Рассказывал он все это с видимым удовольствием. Вообще, я заметила, что состоятельные люди очень любят рассказывать о своем голодном прошлом. Ну, очень им это в кайф! Хотя понятно, всего достигли, через многое прошли. Выстояли, выдюжили. Гордятся собой.
Только способы обогащения, как правило, плохо пахнут. Не все, конечно… Про способы своего обогащения олигарх промолчал. Упустил такой незначительный вопрос из рассказа.
Молчаливая Алла оказалась себе верна – за весь длительный мужнин монолог не произнесла ни слова. Будто ее это и вовсе не касается. Может, за это ее и держат? За покорность и послушание?
Сыночек с Марьяной шушукались на диване.
Наступила пауза. Мы с мужем переглянулись. Олигарх перехватил наши взгляды и сказал, что лирики и воспоминаний довольно, пора обсудить насущное.
«Насущным» оказалась будущая свадьба. Все было решено до нас. Нам оставалось только, собственно, выслушать. Нашего мнения никто не спрашивал и никого оно, в принципе, не интересовало. Что ж, верно. Кто девушку «ужинает», тот ее и «танцует». Спасибо, что хоть заранее посвятили. А могли бы просто за две недели до свадьбы прислать приглашение. Или не прислать.
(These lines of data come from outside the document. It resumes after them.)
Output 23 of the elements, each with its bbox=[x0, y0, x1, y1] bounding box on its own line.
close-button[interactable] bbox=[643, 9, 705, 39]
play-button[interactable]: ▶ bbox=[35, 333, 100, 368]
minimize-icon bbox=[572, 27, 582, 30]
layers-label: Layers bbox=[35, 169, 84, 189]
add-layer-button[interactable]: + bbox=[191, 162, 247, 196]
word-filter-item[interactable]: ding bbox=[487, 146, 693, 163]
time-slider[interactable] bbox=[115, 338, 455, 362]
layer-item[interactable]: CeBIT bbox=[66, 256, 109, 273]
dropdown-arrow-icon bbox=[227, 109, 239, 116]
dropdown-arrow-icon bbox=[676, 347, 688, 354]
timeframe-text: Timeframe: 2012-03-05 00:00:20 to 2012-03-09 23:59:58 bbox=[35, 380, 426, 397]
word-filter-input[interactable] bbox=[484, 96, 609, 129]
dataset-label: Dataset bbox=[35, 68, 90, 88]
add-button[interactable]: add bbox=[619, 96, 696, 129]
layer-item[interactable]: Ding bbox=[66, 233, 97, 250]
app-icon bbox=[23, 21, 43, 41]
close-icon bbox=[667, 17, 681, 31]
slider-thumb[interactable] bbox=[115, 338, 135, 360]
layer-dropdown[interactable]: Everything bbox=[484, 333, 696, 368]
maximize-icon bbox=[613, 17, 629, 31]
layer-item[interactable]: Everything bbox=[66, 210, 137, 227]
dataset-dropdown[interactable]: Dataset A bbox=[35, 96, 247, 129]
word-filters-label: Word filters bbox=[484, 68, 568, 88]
Нам приносят коньяк и кофе и подают альбомы. В альбомах фотографии замка в Луаре. Где, собственно, и будет проходить свадьба принцессы и нашего свинопаса. Потом Алла показывает эскизы Марьяниного платья, заказанного в Лондоне. Токсидо – подобие фрака с широким поясом – для нашего сыночка.
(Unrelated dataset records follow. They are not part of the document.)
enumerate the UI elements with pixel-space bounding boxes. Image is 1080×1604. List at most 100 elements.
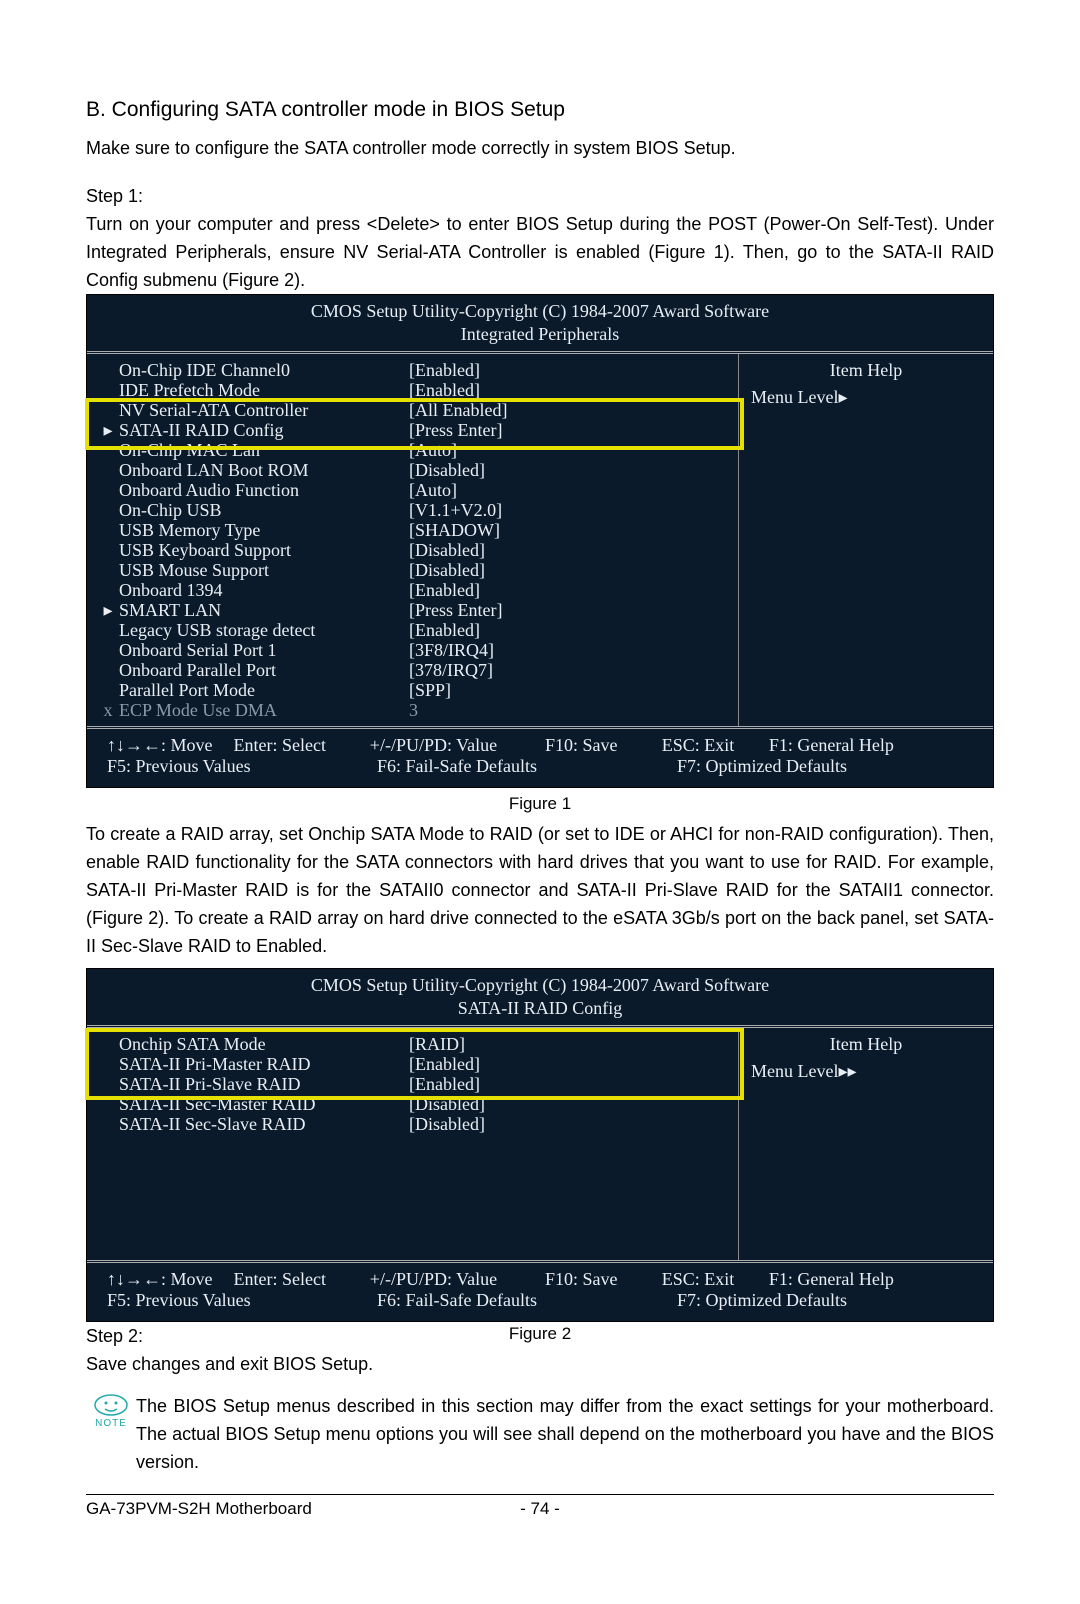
option-value: [Enabled] [409,580,728,601]
key-failsafe: F6: Fail-Safe Defaults [377,1290,677,1311]
bios-option-row: SATA-II Pri-Slave RAID[Enabled] [97,1074,728,1094]
bios-option-row: Onchip SATA Mode[RAID] [97,1034,728,1054]
key-save: F10: Save [545,1269,662,1290]
bios-option-row: On-Chip MAC Lan[Auto] [97,440,728,460]
option-value: [378/IRQ7] [409,660,728,681]
figure-1-caption: Figure 1 [86,794,994,814]
bios-options-list-1: On-Chip IDE Channel0[Enabled]IDE Prefetc… [87,354,738,726]
bios-options-list-2: Onchip SATA Mode[RAID]SATA-II Pri-Master… [87,1028,738,1260]
intro-paragraph: Make sure to configure the SATA controll… [86,134,994,162]
menu-level-2: Menu Level▸▸ [751,1061,981,1082]
bios-option-row: Onboard Serial Port 1[3F8/IRQ4] [97,640,728,660]
section-heading: B. Configuring SATA controller mode in B… [86,98,994,122]
key-move: ↑↓→←: Move [107,735,234,756]
option-label: Onchip SATA Mode [119,1034,409,1055]
option-value: [Disabled] [409,560,728,581]
key-help: F1: General Help [769,735,983,756]
document-page: B. Configuring SATA controller mode in B… [0,0,1080,1579]
option-value: [Enabled] [409,620,728,641]
option-value: [Enabled] [409,1074,728,1095]
item-help-title: Item Help [751,360,981,381]
bios-option-row: Onboard Audio Function[Auto] [97,480,728,500]
bios-header: CMOS Setup Utility-Copyright (C) 1984-20… [87,295,993,324]
menu-level: Menu Level▸ [751,387,981,408]
figure-2-caption: Figure 2 [389,1324,692,1344]
key-failsafe: F6: Fail-Safe Defaults [377,756,677,777]
option-label: Onboard LAN Boot ROM [119,460,409,481]
option-value: [Disabled] [409,1094,728,1115]
bios-option-row: Onboard LAN Boot ROM[Disabled] [97,460,728,480]
option-value: [Auto] [409,480,728,501]
option-label: SATA-II RAID Config [119,420,409,441]
option-value: [Disabled] [409,1114,728,1135]
step2-text: Save changes and exit BIOS Setup. [86,1350,994,1378]
note-label: NOTE [95,1418,127,1429]
option-value: 3 [409,700,728,721]
option-label: USB Keyboard Support [119,540,409,561]
bios-option-row: Parallel Port Mode[SPP] [97,680,728,700]
step1-label: Step 1: [86,182,994,210]
bios-option-row: On-Chip USB[V1.1+V2.0] [97,500,728,520]
bios-option-row: USB Keyboard Support[Disabled] [97,540,728,560]
option-label: NV Serial-ATA Controller [119,400,409,421]
row-marker-icon: x [97,700,119,721]
option-value: [RAID] [409,1034,728,1055]
option-label: SATA-II Pri-Master RAID [119,1054,409,1075]
bios-option-row: Onboard 1394[Enabled] [97,580,728,600]
bios-subtitle-2: SATA-II RAID Config [87,998,993,1025]
key-save: F10: Save [545,735,662,756]
option-label: On-Chip MAC Lan [119,440,409,461]
option-value: [Press Enter] [409,420,728,441]
option-value: [Enabled] [409,380,728,401]
key-optimized: F7: Optimized Defaults [677,756,897,777]
option-label: Onboard Audio Function [119,480,409,501]
option-value: [Press Enter] [409,600,728,621]
bios-option-row: xECP Mode Use DMA3 [97,700,728,720]
option-label: USB Mouse Support [119,560,409,581]
item-help-title-2: Item Help [751,1034,981,1055]
footer-page-number: - 74 - [480,1499,600,1519]
option-value: [Enabled] [409,360,728,381]
option-label: On-Chip USB [119,500,409,521]
bios-footer-keys-1: ↑↓→←: Move Enter: Select +/-/PU/PD: Valu… [87,729,993,787]
bios-footer-keys-2: ↑↓→←: Move Enter: Select +/-/PU/PD: Valu… [87,1263,993,1321]
key-move: ↑↓→←: Move [107,1269,234,1290]
key-optimized: F7: Optimized Defaults [677,1290,897,1311]
step1-paragraph: Turn on your computer and press <Delete>… [86,210,994,294]
bios-figure-1: CMOS Setup Utility-Copyright (C) 1984-20… [86,294,994,788]
key-prev: F5: Previous Values [107,1290,377,1311]
key-help: F1: General Help [769,1269,983,1290]
option-label: USB Memory Type [119,520,409,541]
key-value: +/-/PU/PD: Value [370,735,545,756]
option-value: [All Enabled] [409,400,728,421]
option-value: [Enabled] [409,1054,728,1075]
bios-option-row: USB Mouse Support[Disabled] [97,560,728,580]
key-enter: Enter: Select [234,1269,370,1290]
option-label: Legacy USB storage detect [119,620,409,641]
note-box: NOTE The BIOS Setup menus described in t… [86,1392,994,1476]
option-label: SATA-II Sec-Slave RAID [119,1114,409,1135]
step2-label: Step 2: [86,1322,389,1350]
option-label: Parallel Port Mode [119,680,409,701]
page-footer: GA-73PVM-S2H Motherboard - 74 - [86,1494,994,1519]
row-marker-icon: ▸ [97,420,119,441]
key-value: +/-/PU/PD: Value [370,1269,545,1290]
row-marker-icon: ▸ [97,600,119,621]
key-exit: ESC: Exit [662,1269,769,1290]
option-label: Onboard Parallel Port [119,660,409,681]
option-value: [Disabled] [409,540,728,561]
bios-figure-2: CMOS Setup Utility-Copyright (C) 1984-20… [86,968,994,1322]
option-value: [SPP] [409,680,728,701]
footer-model: GA-73PVM-S2H Motherboard [86,1499,480,1519]
bios-help-panel-2: Item Help Menu Level▸▸ [738,1028,993,1260]
mid-paragraph: To create a RAID array, set Onchip SATA … [86,820,994,960]
bios-option-row: Onboard Parallel Port[378/IRQ7] [97,660,728,680]
note-icon: NOTE [86,1392,136,1476]
bios-option-row: On-Chip IDE Channel0[Enabled] [97,360,728,380]
note-text: The BIOS Setup menus described in this s… [136,1392,994,1476]
bios-option-row: NV Serial-ATA Controller[All Enabled] [97,400,728,420]
option-label: Onboard 1394 [119,580,409,601]
option-value: [Auto] [409,440,728,461]
bios-subtitle-1: Integrated Peripherals [87,324,993,351]
option-label: SMART LAN [119,600,409,621]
Олигарх оглашает программу праздника, зачитывает цитаты из меню. Замечаю, что там много неизвестных мне слов.
Потом осторожно интересуется, сколько будет гостей с нашей стороны. Я теряюсь и обещаю подумать. Он объясняет нам, дуракам, что надо заказывать номера в гостинице для гостей и места в самолете. Частном, арендованном.
Мы переглядываемся с мужем и говорим, что сводку передадим через пару дней.
Потом встаем, благодарим за «прекрасный вечер и чудесный ужин» и собираемся домой.
Алла слегка оживляется и интимно шепчет мне в ухо, что поможет мне с нарядом на свадьбу. В смысле, отправит к своему дизайнеру. Видимо, считает, что на меня полагаться не стоит. Да и рисковать тоже. Нас провожают на улицу. Марьяна мне нежно улыбается и касается губами моей щеки. Данька меня обнимает и нежно целует. Олигарх смотрит на него одобрительно-снисходительно, похлопывает его по плечу, говорит, что он – неплохой парень, и обещает «сделать из него человека».
Правильно. Все правильно. У меня это не получилось. Пусть теперь попробует олигарх.
Хотя мне кажется, что в эту фразу мы вкладываем совсем не одно и то же. А нечто даже и вовсе противоположное.
Но мне уже, честно говоря, почти все равно. Я устала. И не хочу сопротивляться. Пусть все будет, как будет. Но я знаю точно – ничего хорошего из этого не получится.
Пошли все к черту!
В машине я реву. Громко, с подвыванием. Муж молчит и смотрит на дорогу.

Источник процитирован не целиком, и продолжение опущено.